Running the simulations required significant computing power. Each model run took 10 continuous days on a supercomputer at the Massachusetts Green High Performance Computing Center.
“Our freshwater and DOC inputs to coastal estuaries will be useful to a broad range of stakeholders interested in these unique ecosystems in coastal northern Alaska,” says Rawlins, “including the Beaufort Lagoon Ecosystems project, which is helping to quantify exactly what’s coming through these coastal estuaries.”
Where Carbon Release Is Increasing the Most
The study shows that while thawing and runoff are rising across the region, the largest increases in carbon export are occurring in northwest Alaska.
“It’s flatter over there,” says Rawlins, “which means there’s much more carbon from decaying matter in the permafrost that has been accumulating for tens of thousands of years. This is ancient carbon. The further east you go, the more mountainous it becomes. The soil is rockier and sandier, and so far less DOC is mobilized as the permafrost thaws.”
A Longer Thaw Season Is Driving Change
One of the most unexpected findings is how much of the change is being driven directly by permafrost thaw. The thaw season itself is now lasting longer, extending into September and even October, several weeks beyond what was typical in the past.
These shifts are likely affecting salinity, nutrient cycles, and food webs in the Beaufort Sea.

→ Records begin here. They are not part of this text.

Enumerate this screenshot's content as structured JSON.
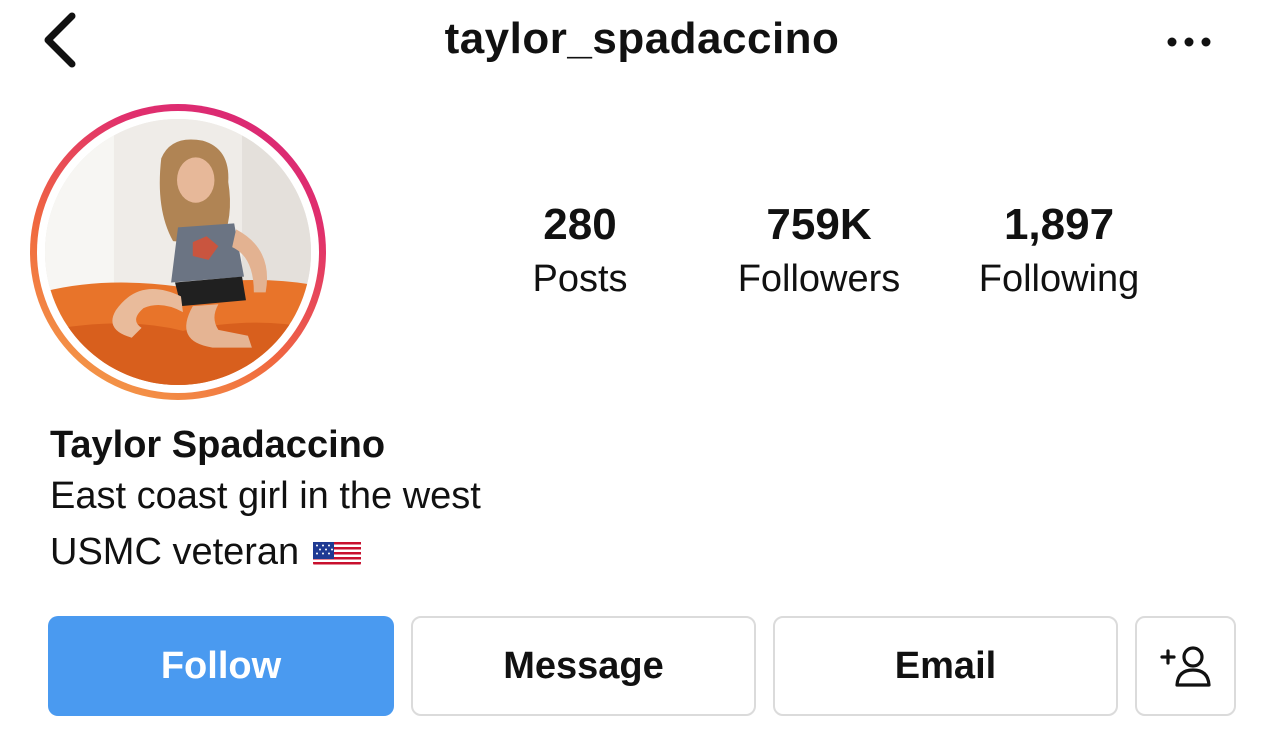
{
  "header": {
    "username": "taylor_spadaccino",
    "back_icon": "chevron-left-icon",
    "more_icon": "more-horizontal-icon"
  },
  "profile": {
    "avatar_alt": "profile photo",
    "story_ring_colors": [
      "#d6247a",
      "#e1306c",
      "#f0693f",
      "#f5a84a"
    ]
  },
  "stats": {
    "posts": {
      "value": "280",
      "label": "Posts"
    },
    "followers": {
      "value": "759K",
      "label": "Followers"
    },
    "following": {
      "value": "1,897",
      "label": "Following"
    }
  },
  "bio": {
    "name": "Taylor Spadaccino",
    "line1": "East coast girl in the west",
    "line2": "USMC veteran",
    "line2_emoji": "us-flag-emoji"
  },
  "actions": {
    "follow_label": "Follow",
    "message_label": "Message",
    "email_label": "Email",
    "add_user_icon": "add-user-icon",
    "accent_color": "#4a9af0"
  }
}
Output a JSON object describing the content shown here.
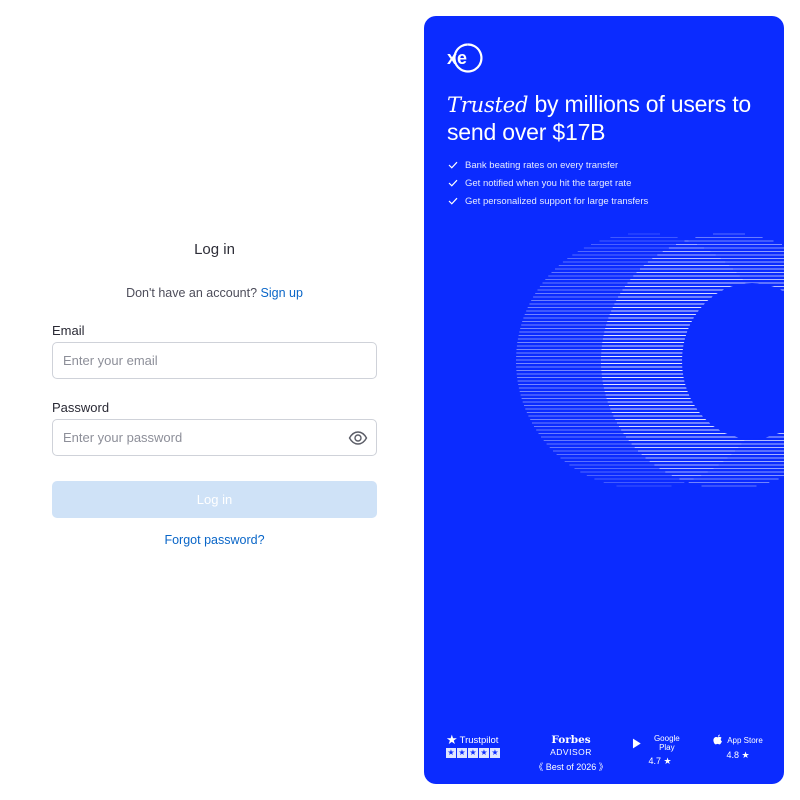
{
  "login": {
    "title": "Log in",
    "no_account_text": "Don't have an account?",
    "signup_link": "Sign up",
    "email_label": "Email",
    "email_placeholder": "Enter your email",
    "email_value": "",
    "password_label": "Password",
    "password_placeholder": "Enter your password",
    "password_value": "",
    "password_toggle_icon": "eye-icon",
    "submit_label": "Log in",
    "forgot_link": "Forgot password?"
  },
  "brand": {
    "logo_text": "xe",
    "headline_italic": "Trusted",
    "headline_rest": " by millions of users to send over $17B",
    "features": [
      "Bank beating rates on every transfer",
      "Get notified when you hit the target rate",
      "Get personalized support for large transfers"
    ],
    "badges": {
      "trustpilot": {
        "name": "Trustpilot",
        "stars": 5
      },
      "forbes": {
        "name": "Forbes",
        "suffix": "ADVISOR",
        "sub": "Best of 2026"
      },
      "google_play": {
        "name": "Google Play",
        "rating": "4.7 ★"
      },
      "app_store": {
        "name": "App Store",
        "rating": "4.8 ★"
      }
    }
  },
  "colors": {
    "panel_bg": "#0b2bff",
    "link": "#0a66c8",
    "button_disabled_bg": "#cfe2f7"
  }
}
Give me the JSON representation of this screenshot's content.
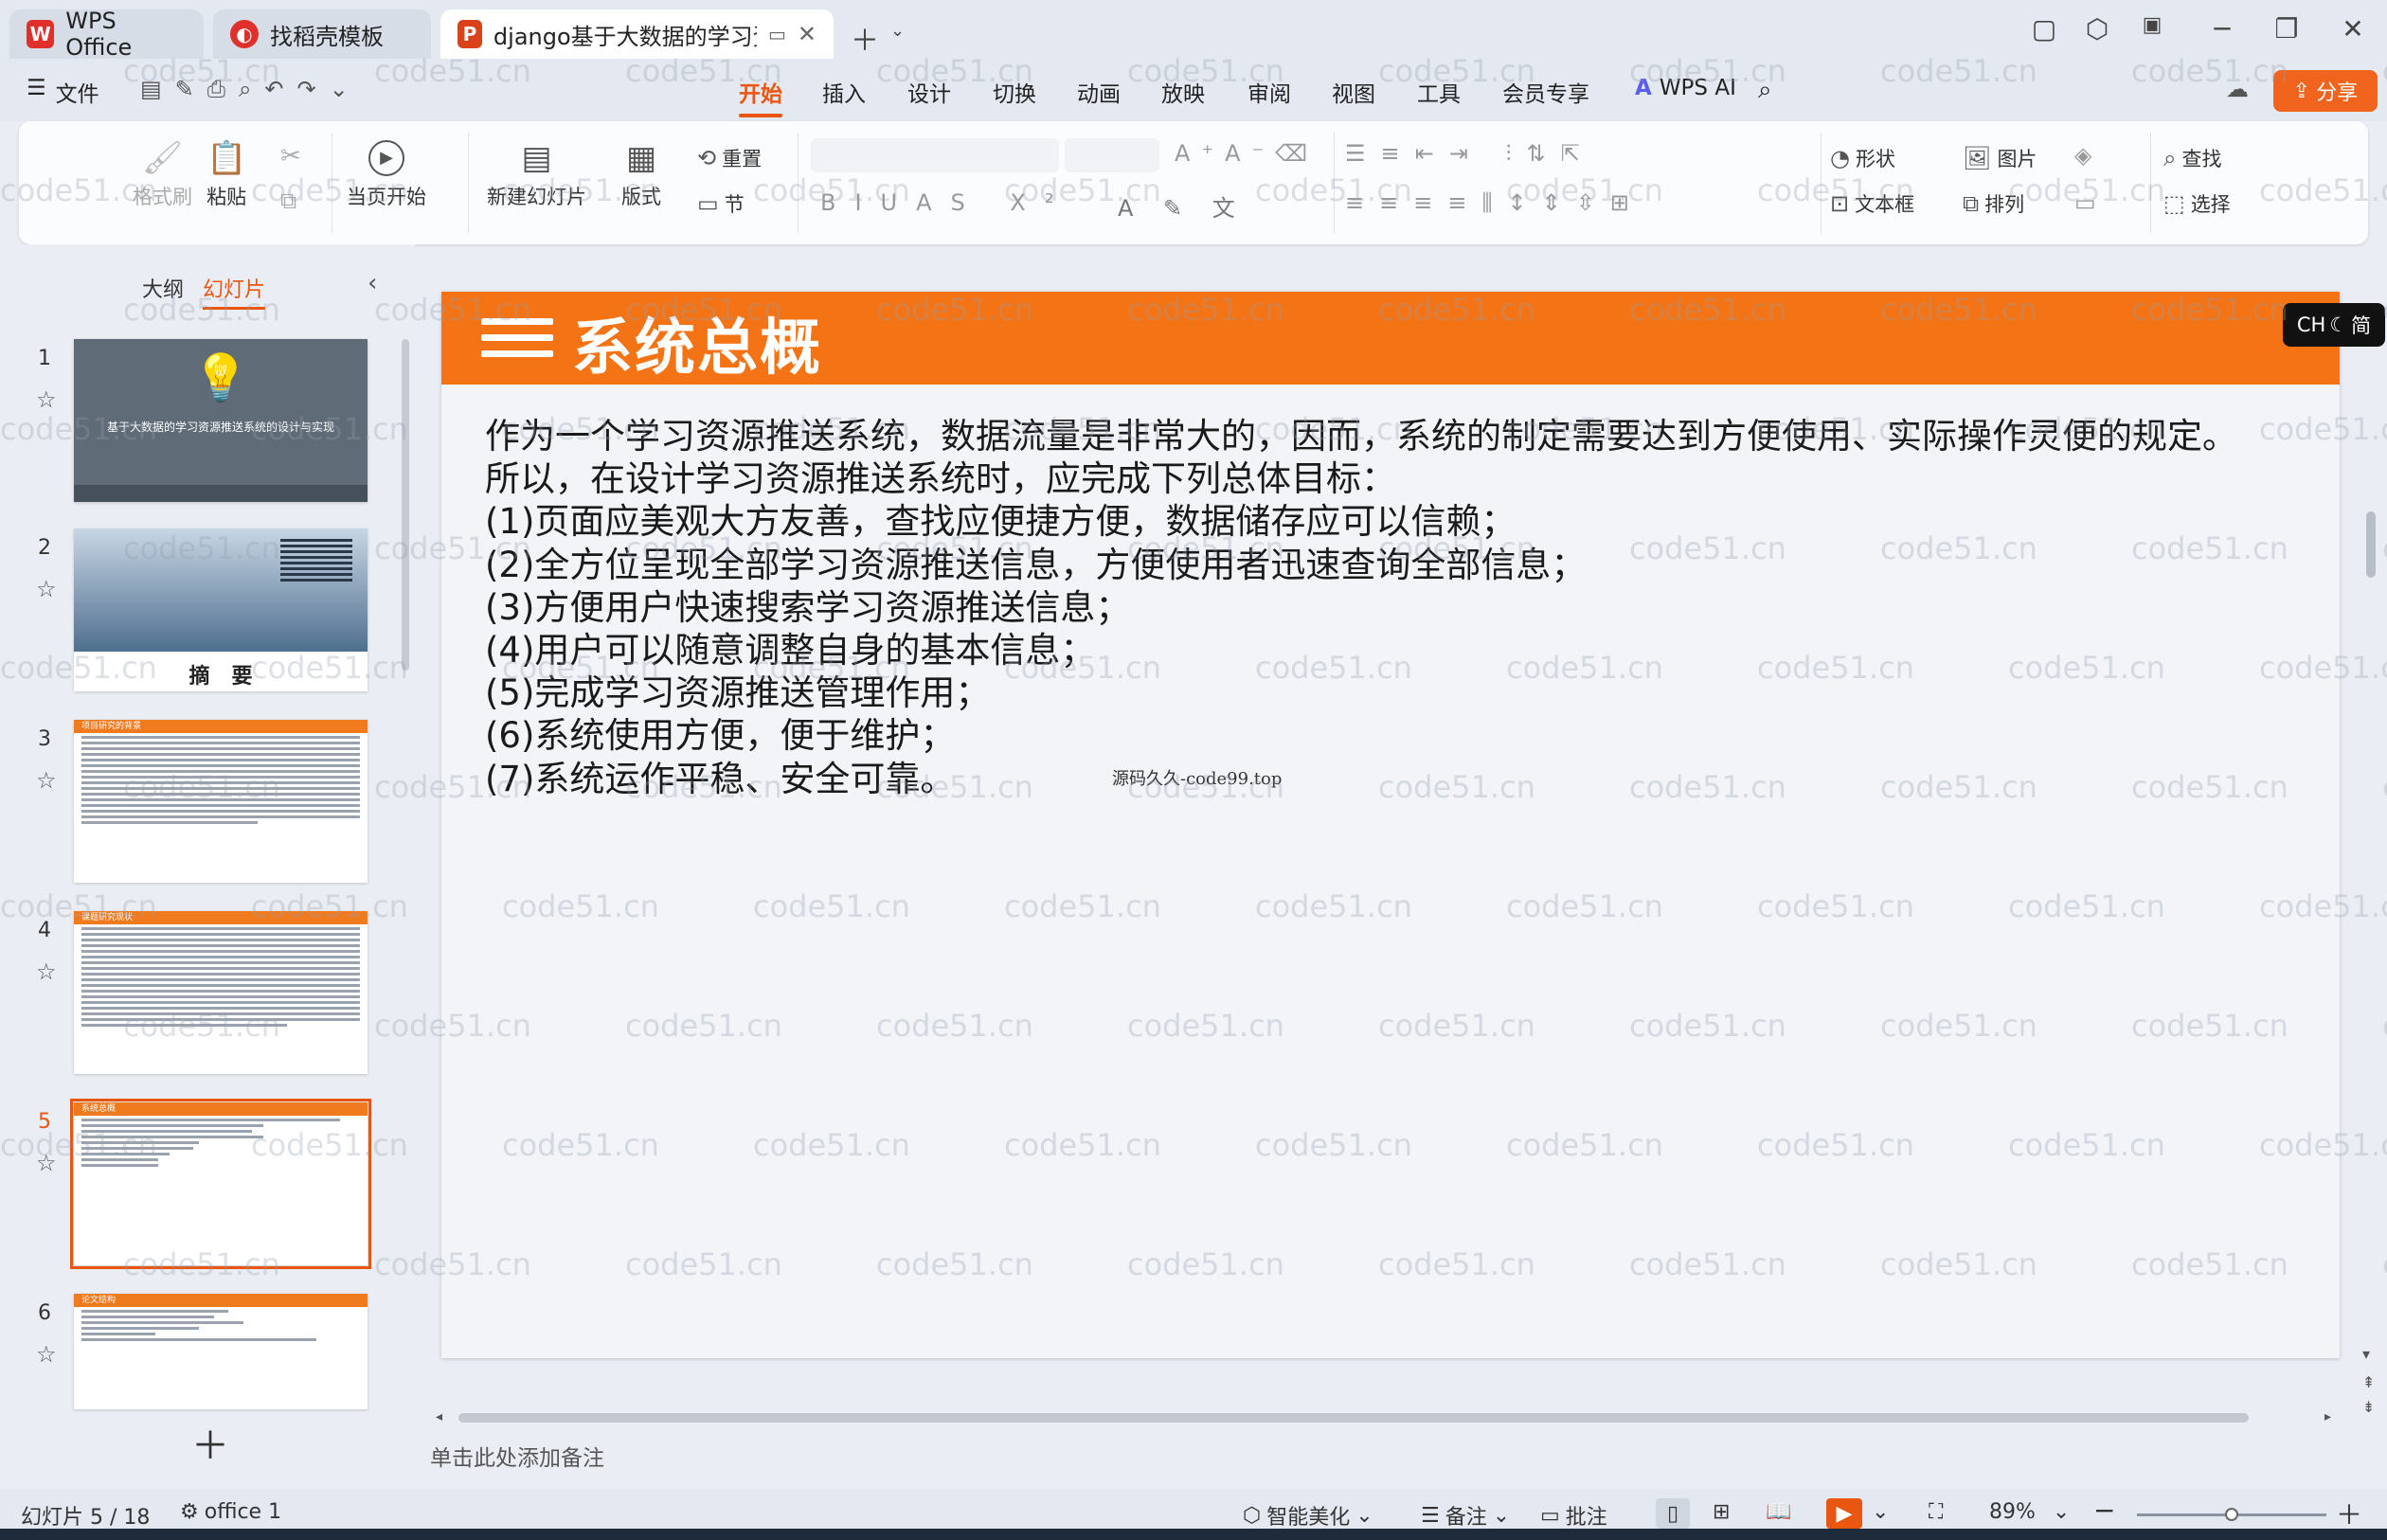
{
  "tabs": {
    "wps_label": "WPS Office",
    "template_label": "找稻壳模板",
    "doc_label": "django基于大数据的学习资源"
  },
  "menu": {
    "file": "文件",
    "items": [
      "开始",
      "插入",
      "设计",
      "切换",
      "动画",
      "放映",
      "审阅",
      "视图",
      "工具",
      "会员专享"
    ],
    "active": "开始",
    "wps_ai": "WPS AI",
    "share": "分享"
  },
  "ribbon": {
    "format_painter": "格式刷",
    "paste": "粘贴",
    "from_current": "当页开始",
    "new_slide": "新建幻灯片",
    "layout": "版式",
    "reset": "重置",
    "section": "节",
    "shape": "形状",
    "picture": "图片",
    "find": "查找",
    "textbox": "文本框",
    "arrange": "排列",
    "select": "选择"
  },
  "left_pane": {
    "outline_tab": "大纲",
    "slides_tab": "幻灯片",
    "thumb1_caption": "基于大数据的学习资源推送系统的设计与实现",
    "thumb2_caption": "摘   要",
    "thumb3_header": "项目研究的背景",
    "thumb4_header": "课题研究现状",
    "thumb5_header": "系统总概",
    "thumb6_header": "论文结构",
    "slide_numbers": [
      "1",
      "2",
      "3",
      "4",
      "5",
      "6"
    ],
    "active_slide": "5"
  },
  "slide": {
    "title": "系统总概",
    "lines": [
      "作为一个学习资源推送系统，数据流量是非常大的，因而，系统的制定需要达到方便使用、实际操作灵便的规定。",
      "所以，在设计学习资源推送系统时，应完成下列总体目标：",
      "(1)页面应美观大方友善，查找应便捷方便，数据储存应可以信赖；",
      "(2)全方位呈现全部学习资源推送信息，方便使用者迅速查询全部信息；",
      "(3)方便用户快速搜索学习资源推送信息；",
      "(4)用户可以随意调整自身的基本信息；",
      "(5)完成学习资源推送管理作用；",
      "(6)系统使用方便，便于维护；",
      "(7)系统运作平稳、安全可靠。"
    ],
    "footnote": "源码久久-code99.top"
  },
  "watermark": "code51.cn",
  "ime": "CH",
  "ime_mode": "简",
  "notes_placeholder": "单击此处添加备注",
  "status": {
    "slide_counter": "幻灯片 5 / 18",
    "theme": "office 1",
    "beautify": "智能美化",
    "notes": "备注",
    "comments": "批注",
    "zoom": "89%",
    "zoom_fraction": 0.5
  },
  "colors": {
    "accent": "#e8560f",
    "slide_header": "#f47314",
    "share_button": "#f0641e"
  }
}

Researchers are now examining how features known as ice wedge polygons, common across the Arctic, influence the movement of water and carbon toward coastal areas.
A Critical Gap in Climate Understanding
“How much DOC finds its way to the ocean via rivers and streams is a part of the carbon cycle we don’t know much about,” says Rawlins. “We desperately need more of these land-to-ocean connection studies if we’re to fully grapple with the problem of global warming and the effects it will have on coastal ecosystems.”